Conv Block Model This paper explored four convolutional depths: 9, 17, 29, 49 (determined by summing the number of blocks with 64, 128, 256 and 512 filters, with each block containing two convolutional layers). The observed outcomes is that the very deep network architectures performs better than the more shallower architectures. In addition, those datasets with much more training samples (i.e. 3 million) markedly increased performance. When the depth was increased from 9 to 49 layers, performance began dropping. Although when using ‘shortcut’ connections in order to solve for the vanishing gradient issue, slightly improved results were observed across all depths.

A number of datasets were tested that ranged from 120K to 3.6M instances and with classes between 2 to 14. Notable conclusions were as follows: (1) Depth improves performance – as the network depth increased, the test errors decreased on all data sets (e.g. going from depth 9 to 29 reduced the error rate by 1% when using the Amazon dataset – 3 million samples) (2) Going too deep degrades performance – gain in performance due to depth is limited; when the depth increases too much the accuracy of the model gets ‘saturated’ and starts to degrade rapidly, primarily due the challenge of optimizing a very deep model and also due to the gradient vanishing problem. However, this limitation can be overcome by ‘shortcut’ connections between convolutional blocks that allow the gradients to flow more easily in the network.

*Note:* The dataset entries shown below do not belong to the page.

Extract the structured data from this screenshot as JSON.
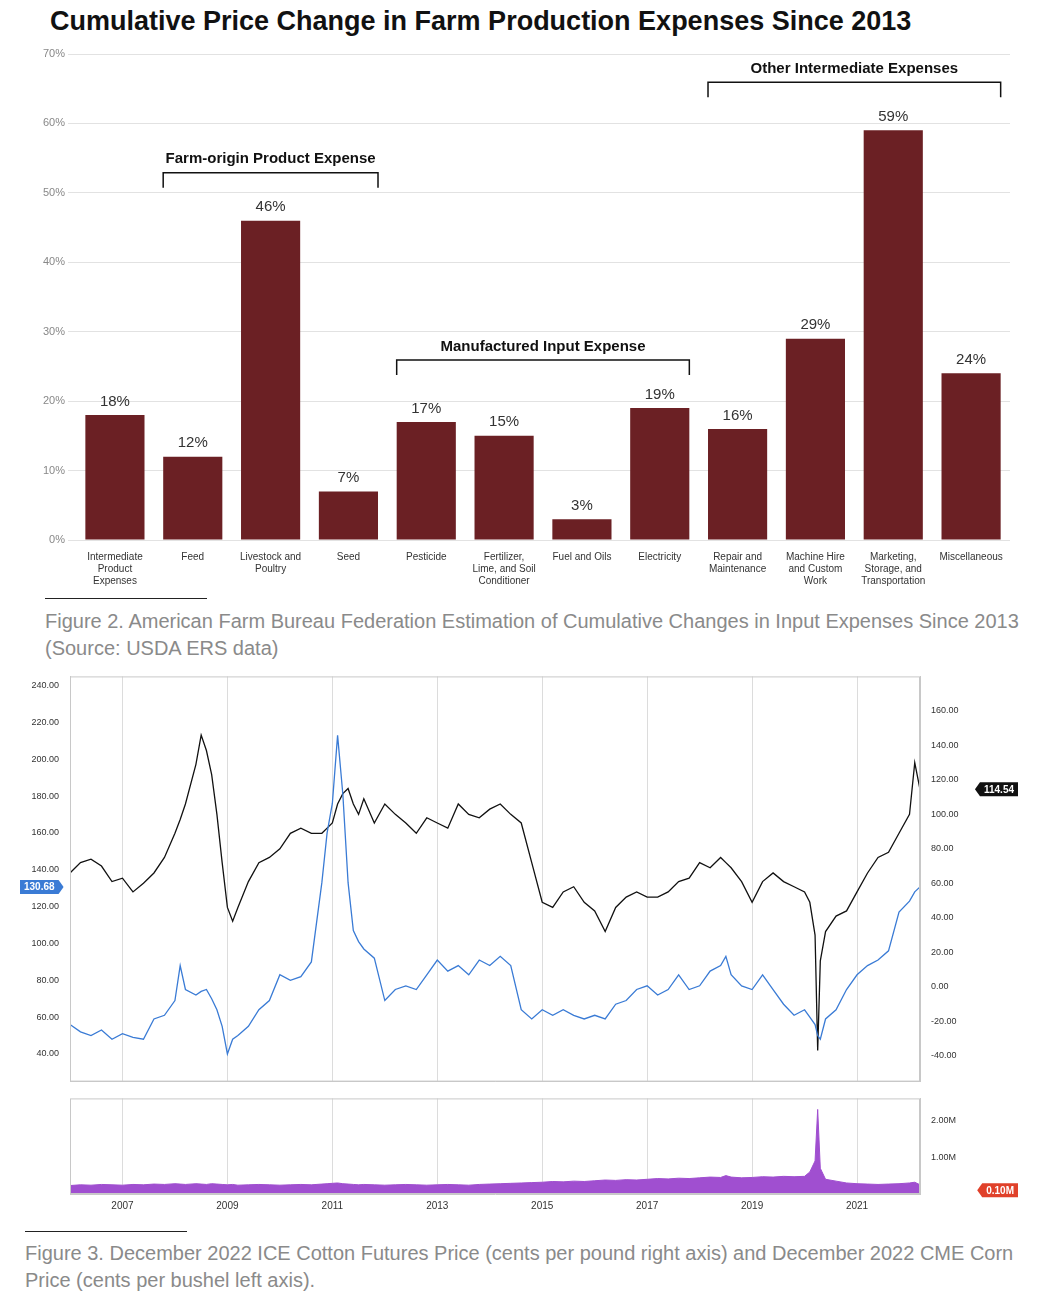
{
  "chart_data": [
    {
      "type": "bar",
      "title": "Cumulative Price Change in Farm Production Expenses Since 2013",
      "caption": "Figure 2. American Farm Bureau Federation Estimation of Cumulative Changes in Input Expenses Since 2013 (Source: USDA ERS data)",
      "categories": [
        "Intermediate Product Expenses",
        "Feed",
        "Livestock and Poultry",
        "Seed",
        "Pesticide",
        "Fertilizer, Lime, and Soil Conditioner",
        "Fuel and Oils",
        "Electricity",
        "Repair and Maintenance",
        "Machine Hire and Custom Work",
        "Marketing, Storage, and Transportation",
        "Miscellaneous"
      ],
      "values": [
        18,
        12,
        46,
        7,
        17,
        15,
        3,
        19,
        16,
        29,
        59,
        24
      ],
      "value_labels": [
        "18%",
        "12%",
        "46%",
        "7%",
        "17%",
        "15%",
        "3%",
        "19%",
        "16%",
        "29%",
        "59%",
        "24%"
      ],
      "color": "#6b2024",
      "ylim": [
        0,
        70
      ],
      "yticks": [
        {
          "value": 0,
          "label": "0%"
        },
        {
          "value": 10,
          "label": "10%"
        },
        {
          "value": 20,
          "label": "20%"
        },
        {
          "value": 30,
          "label": "30%"
        },
        {
          "value": 40,
          "label": "40%"
        },
        {
          "value": 50,
          "label": "50%"
        },
        {
          "value": 60,
          "label": "60%"
        },
        {
          "value": 70,
          "label": "70%"
        }
      ],
      "grid": "y",
      "data_labels": true,
      "annotations": [
        {
          "text": "Farm-origin Product Expense",
          "from": "Feed",
          "to": "Seed"
        },
        {
          "text": "Manufactured Input Expense",
          "from": "Pesticide",
          "to": "Electricity"
        },
        {
          "text": "Other Intermediate Expenses",
          "from": "Repair and Maintenance",
          "to": "Miscellaneous"
        }
      ]
    },
    {
      "type": "line",
      "caption": "Figure 3. December 2022 ICE Cotton Futures Price (cents per pound right axis) and December 2022 CME Corn Price (cents per bushel left axis).",
      "x": [
        2006,
        2006.2,
        2006.4,
        2006.6,
        2006.8,
        2007,
        2007.2,
        2007.4,
        2007.6,
        2007.8,
        2008,
        2008.1,
        2008.2,
        2008.4,
        2008.5,
        2008.6,
        2008.7,
        2008.8,
        2008.9,
        2009,
        2009.1,
        2009.2,
        2009.4,
        2009.6,
        2009.8,
        2010,
        2010.2,
        2010.4,
        2010.6,
        2010.8,
        2010.9,
        2011,
        2011.1,
        2011.2,
        2011.3,
        2011.4,
        2011.5,
        2011.6,
        2011.8,
        2012,
        2012.2,
        2012.4,
        2012.6,
        2012.8,
        2013,
        2013.2,
        2013.4,
        2013.6,
        2013.8,
        2014,
        2014.2,
        2014.4,
        2014.6,
        2014.8,
        2015,
        2015.2,
        2015.4,
        2015.6,
        2015.8,
        2016,
        2016.2,
        2016.4,
        2016.6,
        2016.8,
        2017,
        2017.2,
        2017.4,
        2017.6,
        2017.8,
        2018,
        2018.2,
        2018.4,
        2018.5,
        2018.6,
        2018.8,
        2019,
        2019.2,
        2019.4,
        2019.6,
        2019.8,
        2020,
        2020.1,
        2020.2,
        2020.25,
        2020.3,
        2020.4,
        2020.6,
        2020.8,
        2021,
        2021.2,
        2021.4,
        2021.6,
        2021.8,
        2022,
        2022.1,
        2022.2
      ],
      "series": [
        {
          "color": "#3a7bd5",
          "axis": "y",
          "values": [
            56,
            52,
            50,
            53,
            48,
            51,
            49,
            48,
            59,
            61,
            69,
            88,
            75,
            72,
            74,
            75,
            70,
            64,
            55,
            40,
            48,
            50,
            55,
            64,
            69,
            83,
            80,
            82,
            90,
            133,
            160,
            176,
            213,
            181,
            133,
            107,
            101,
            97,
            92,
            69,
            75,
            77,
            75,
            83,
            91,
            85,
            88,
            83,
            91,
            88,
            93,
            88,
            64,
            59,
            64,
            61,
            64,
            61,
            59,
            61,
            59,
            67,
            69,
            75,
            77,
            72,
            75,
            83,
            75,
            77,
            85,
            88,
            93,
            83,
            77,
            75,
            83,
            75,
            67,
            61,
            64,
            60,
            56,
            50,
            48,
            59,
            64,
            75,
            83,
            88,
            91,
            96,
            117,
            123,
            128,
            130.68
          ]
        },
        {
          "color": "#111111",
          "axis": "y2",
          "values": [
            66,
            72,
            74,
            70,
            61,
            63,
            55,
            60,
            66,
            75,
            89,
            97,
            106,
            129,
            146,
            137,
            123,
            100,
            72,
            46,
            38,
            46,
            61,
            72,
            75,
            80,
            89,
            92,
            89,
            89,
            92,
            95,
            106,
            112,
            115,
            106,
            100,
            109,
            95,
            106,
            100,
            95,
            89,
            98,
            95,
            92,
            106,
            100,
            98,
            103,
            106,
            100,
            95,
            72,
            49,
            46,
            55,
            58,
            49,
            44,
            32,
            46,
            52,
            55,
            52,
            52,
            55,
            61,
            63,
            72,
            69,
            75,
            72,
            69,
            61,
            49,
            61,
            66,
            61,
            58,
            55,
            49,
            30,
            -37,
            15,
            32,
            41,
            44,
            55,
            66,
            75,
            78,
            89,
            100,
            130,
            114.54
          ]
        }
      ],
      "xlim": [
        2006,
        2022.2
      ],
      "xticks": [
        2007,
        2009,
        2011,
        2013,
        2015,
        2017,
        2019,
        2021
      ],
      "ylim": [
        25,
        245
      ],
      "yticks": [
        {
          "value": 40,
          "label": "40.00"
        },
        {
          "value": 60,
          "label": "60.00"
        },
        {
          "value": 80,
          "label": "80.00"
        },
        {
          "value": 100,
          "label": "100.00"
        },
        {
          "value": 120,
          "label": "120.00"
        },
        {
          "value": 140,
          "label": "140.00"
        },
        {
          "value": 160,
          "label": "160.00"
        },
        {
          "value": 180,
          "label": "180.00"
        },
        {
          "value": 200,
          "label": "200.00"
        },
        {
          "value": 220,
          "label": "220.00"
        },
        {
          "value": 240,
          "label": "240.00"
        }
      ],
      "y2lim": [
        -55,
        180
      ],
      "y2ticks": [
        {
          "value": -40,
          "label": "-40.00"
        },
        {
          "value": -20,
          "label": "-20.00"
        },
        {
          "value": 0,
          "label": "0.00"
        },
        {
          "value": 20,
          "label": "20.00"
        },
        {
          "value": 40,
          "label": "40.00"
        },
        {
          "value": 60,
          "label": "60.00"
        },
        {
          "value": 80,
          "label": "80.00"
        },
        {
          "value": 100,
          "label": "100.00"
        },
        {
          "value": 120,
          "label": "120.00"
        },
        {
          "value": 140,
          "label": "140.00"
        },
        {
          "value": 160,
          "label": "160.00"
        }
      ],
      "grid": "x",
      "tick_labels": "y",
      "annotations": [
        {
          "text": "130.68",
          "axis": "y",
          "value": 130.68,
          "color": "#3a7bd5"
        },
        {
          "text": "114.54",
          "axis": "y2",
          "value": 114.54,
          "color": "#111111"
        }
      ]
    },
    {
      "type": "area",
      "x": [
        2006,
        2006.2,
        2006.4,
        2006.6,
        2006.8,
        2007,
        2007.2,
        2007.4,
        2007.6,
        2007.8,
        2008,
        2008.1,
        2008.2,
        2008.4,
        2008.5,
        2008.6,
        2008.7,
        2008.8,
        2008.9,
        2009,
        2009.1,
        2009.2,
        2009.4,
        2009.6,
        2009.8,
        2010,
        2010.2,
        2010.4,
        2010.6,
        2010.8,
        2010.9,
        2011,
        2011.1,
        2011.2,
        2011.3,
        2011.4,
        2011.5,
        2011.6,
        2011.8,
        2012,
        2012.2,
        2012.4,
        2012.6,
        2012.8,
        2013,
        2013.2,
        2013.4,
        2013.6,
        2013.8,
        2014,
        2014.2,
        2014.4,
        2014.6,
        2014.8,
        2015,
        2015.2,
        2015.4,
        2015.6,
        2015.8,
        2016,
        2016.2,
        2016.4,
        2016.6,
        2016.8,
        2017,
        2017.2,
        2017.4,
        2017.6,
        2017.8,
        2018,
        2018.2,
        2018.4,
        2018.5,
        2018.6,
        2018.8,
        2019,
        2019.2,
        2019.4,
        2019.6,
        2019.8,
        2020,
        2020.1,
        2020.2,
        2020.25,
        2020.3,
        2020.4,
        2020.6,
        2020.8,
        2021,
        2021.2,
        2021.4,
        2021.6,
        2021.8,
        2022,
        2022.1,
        2022.2
      ],
      "series": [
        {
          "color": "#a04fd0",
          "axis": "y2",
          "values": [
            230000,
            250000,
            240000,
            260000,
            250000,
            240000,
            260000,
            250000,
            270000,
            260000,
            280000,
            270000,
            260000,
            280000,
            270000,
            260000,
            280000,
            270000,
            260000,
            250000,
            260000,
            240000,
            250000,
            260000,
            250000,
            240000,
            250000,
            260000,
            250000,
            270000,
            280000,
            290000,
            300000,
            280000,
            270000,
            260000,
            250000,
            260000,
            250000,
            240000,
            250000,
            260000,
            250000,
            240000,
            250000,
            260000,
            250000,
            240000,
            260000,
            270000,
            280000,
            290000,
            300000,
            310000,
            320000,
            340000,
            330000,
            350000,
            340000,
            360000,
            380000,
            370000,
            390000,
            380000,
            400000,
            420000,
            410000,
            430000,
            420000,
            440000,
            460000,
            450000,
            500000,
            460000,
            440000,
            450000,
            470000,
            460000,
            480000,
            470000,
            480000,
            600000,
            900000,
            2300000,
            700000,
            400000,
            350000,
            300000,
            280000,
            270000,
            260000,
            270000,
            280000,
            300000,
            320000,
            250000
          ]
        }
      ],
      "xlim": [
        2006,
        2022.2
      ],
      "xticks": [
        2007,
        2009,
        2011,
        2013,
        2015,
        2017,
        2019,
        2021
      ],
      "y2lim": [
        0,
        2600000
      ],
      "y2ticks": [
        {
          "value": 1000000,
          "label": "1.00M"
        },
        {
          "value": 2000000,
          "label": "2.00M"
        }
      ],
      "grid": "x",
      "annotations": [
        {
          "text": "0.10M",
          "axis": "y2",
          "value": 100000,
          "color": "#e0412a"
        }
      ]
    }
  ]
}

Our proposal is to replicate this implementation and to determine if whether a focus on data preprocessing will provide additional incremental improvements to overall accuracy. Our approach is to use the Yelp data (same as one of the datasets used in the original research study) and to evaluate data to determine it's effectiveness on sentiment analysis (i.e. polarity) and classification (5 classes in total). While the original study used roughly 600k data samples, given resource limitations this study using roughly 60k but baselining the original implementation and basing incremental improvements on that baseline. (Note that the original paper reports results of 94% for polarity and 62.7% for the classification exercise on this dataset). Preprocessing is mainly focused on the traditional data text normalizing steps (i.e. lowercasing, stemming, lemmatizing, etc.) but also incorporating other aspects such as focusing on specific parts-of-speech tags while filtering out others or adding additional features using positive and negative word banks. The results of additional preprocessing steps resulted in the incremental benefits, as below:

Prepration Result

As indicated, given resource limitations, the first result in Table 1 serves as our baseline to determine whether any incremental improvements have been made. Additional two use cases focuses on specific preprocessing techniques, which resulted in roughly 4-5% accuracy gains for both the sentiment / polarity exercise and for the 5-class classification problem, which is quite significant in the text processing domain.

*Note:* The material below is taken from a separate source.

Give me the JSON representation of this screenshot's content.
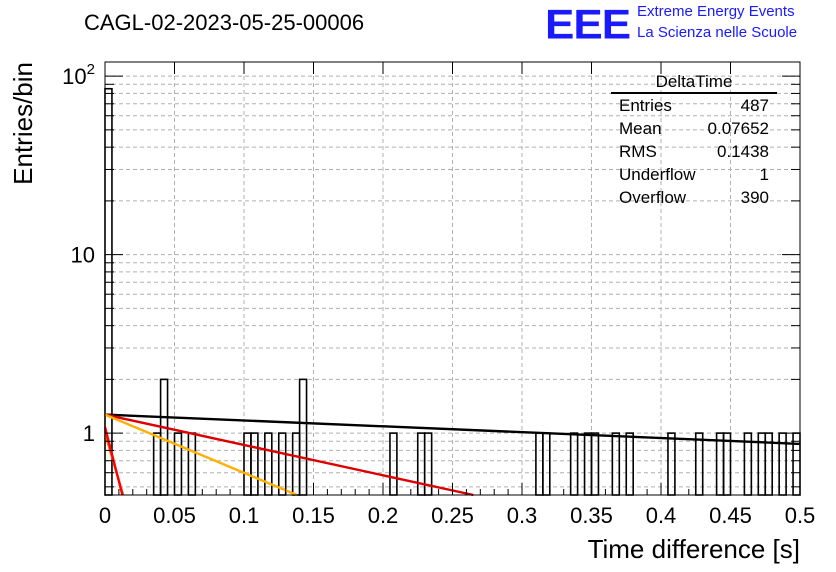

Conclusion and Future Direction

The results of additional preprocessing were promising as the Table 1 illustrates and even at that with using traditional approaches with low complexity. A notable outcome of this study is that while the solution architecture has been the central focus of innovating improvements in the text processing space. Additional focus on determining whether additional, possibly more complex, preprocessing techniques may be well-placed when paired with effective solution architectures in order to further enhance performance by yielding additional, incremental benefit in performance.